At the moment, cn_proc is not usable by containers or container runtimes. In
addition, all connectors have an odd relationship with init_net (for example,
/proc/net/connectors only exists in init_net). There are two main use-cases that
would be perfect for cn_proc, which is the reason for me pushing this:
First, when adding a process to an existing container, in certain modes runc
would like to know that process's exit code. But, when joining a PID namespace,
it is advisable[1] to always double-fork after doing the setns(2) to reparent
the joining process to the init of the container (this causes the SIGCHLD to be
received by the container init). It would also be useful to be able to monitor
the exit code of the init process in a container without being its parent. At
the moment, cn_proc doesn't allow unprivileged users to use it (making it a
problem for user namespaces and "rootless containers"). In addition, it also
doesn't allow nested containers to use it, because it requires the process to be
in init_pid. As a result, runc cannot use cn_proc and relies on SIGCHLD (which
can only be used if we don't double-fork, or keep around a long-running process
which is something that runc also cannot do).
As far as I know there are no technical issues that require a
daemonizing double fork when injecting a process into a pid namespaces.
A fork is required because the pid is changing and that requires another
process.
Monitoring and acting on the monitored state without keeping around a
single process to do the monitoring does not make sense to me. So I am
just going to ignore that.
So I don't think fixing cn_proc for this issue makes sense.

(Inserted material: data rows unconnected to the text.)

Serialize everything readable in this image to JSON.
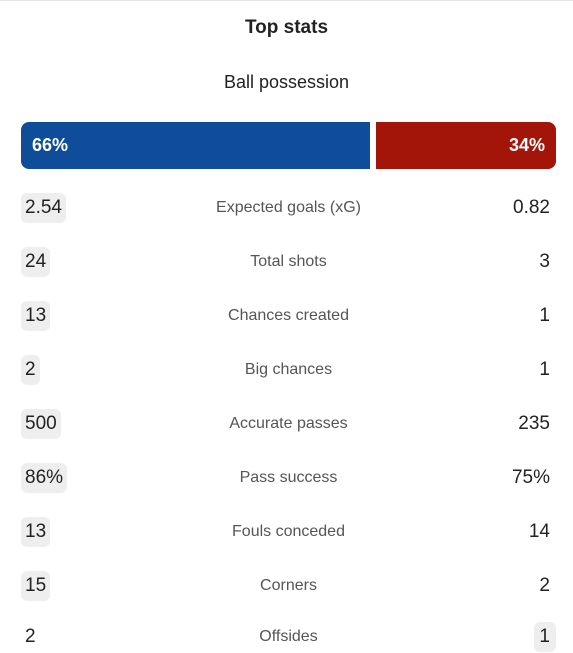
{
  "header": {
    "title": "Top stats"
  },
  "possession": {
    "label": "Ball possession",
    "home": "66%",
    "away": "34%",
    "home_fraction": 0.66,
    "away_fraction": 0.34,
    "home_color": "#0f4c9a",
    "away_color": "#a31508"
  },
  "stats": [
    {
      "label": "Expected goals (xG)",
      "home": "2.54",
      "away": "0.82",
      "home_highlight": true,
      "away_highlight": false
    },
    {
      "label": "Total shots",
      "home": "24",
      "away": "3",
      "home_highlight": true,
      "away_highlight": false
    },
    {
      "label": "Chances created",
      "home": "13",
      "away": "1",
      "home_highlight": true,
      "away_highlight": false
    },
    {
      "label": "Big chances",
      "home": "2",
      "away": "1",
      "home_highlight": true,
      "away_highlight": false
    },
    {
      "label": "Accurate passes",
      "home": "500",
      "away": "235",
      "home_highlight": true,
      "away_highlight": false
    },
    {
      "label": "Pass success",
      "home": "86%",
      "away": "75%",
      "home_highlight": true,
      "away_highlight": false
    },
    {
      "label": "Fouls conceded",
      "home": "13",
      "away": "14",
      "home_highlight": true,
      "away_highlight": false
    },
    {
      "label": "Corners",
      "home": "15",
      "away": "2",
      "home_highlight": true,
      "away_highlight": false
    },
    {
      "label": "Offsides",
      "home": "2",
      "away": "1",
      "home_highlight": false,
      "away_highlight": true
    }
  ]
}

Secondly, there are/were some init systems that rely on cn_proc to manage
service state. From a "it would be neat" perspective, I think it would be quite
nice if such init systems could be used inside containers. But that requires
cn_proc to be able to be used as an unprivileged user and in a pid namespace
other than init_pid.
Any pointers to these init systems? In general I agree. Given how much
work it takes to go through a subsystem and ensure that it is safe for
non-root users I am happy to see the work done, but I am not
volunteering for the work when I have several I have as many tasks as I
have on my plate right now.
The /proc/net/connectors thing is quite easily resolved (just make it the
connector driver perdev and make some small changes to make sure the interfaces
stay sane inside of a container's network namespace). I'm sure that we'll
probably have to make some changes to the registration API, so that a connector
can specify whether they want to be visible to non-init_net
namespaces.
However, the cn_proc problem is a bit harder to resolve nicely and there are
quite a few interface questions that would need to be agreed upon. The basic
idea would be that a process can only get cn_proc events if it has
ptrace_may_access rights over said process (effectively a forced filter -- which
would ideally be done send-side but it looks like it might have to be done
receive-side). This should resolve possible concerns about an unprivileged
process being able to inspect (fairly granular) information about the host. And
obviously the pids, uids, and gids would all be translated according to the
receiving process's user namespaces (if it cannot be translated then the message
is not received). I guess that the translation would be done in the same way as
SCM_CREDENTIALS (and cgroup.procs files), which is that it's done on the receive
side not the send side.
Hmm. We have several of these things such as bsd process accounting
which appear to be working fine.
The basic logic winds up being:
for_each_receiver:
compose_msg in receivers namespace
send_msg.
The tricky bit in my mind is dealing with receivers because of the
connection with the network namespace.
SCM_CREDENTIALS is an unfortunate case, that really should not be
followed as a model. The major challenge there is not knowing
the receiving socket, or the receiver. If I had been smarter
when I coded that originally I would have forced everything into
the namespace of the opener of the receiving socket. I may have to
revisit that one again someday and see if there are improvements that
can be made.
My reason for sending this email rather than just writing the patch is to see
whether anyone has any solid NACKs against the use-case or whether there is some
fundamental issue that I'm not seeing. If nobody objects, I'll be happy to work
on this.
If you want a non-crazy (with respect to namespace involvement) model
please look at kernel/acct.c:acc_process()
If there are use cases that people still care about that use the
proc connector and want to run in a container it seems sensible to dig
in and sort things out. I think I have been hoping it is little enough
used we won't have to mess with making it work in namespaces.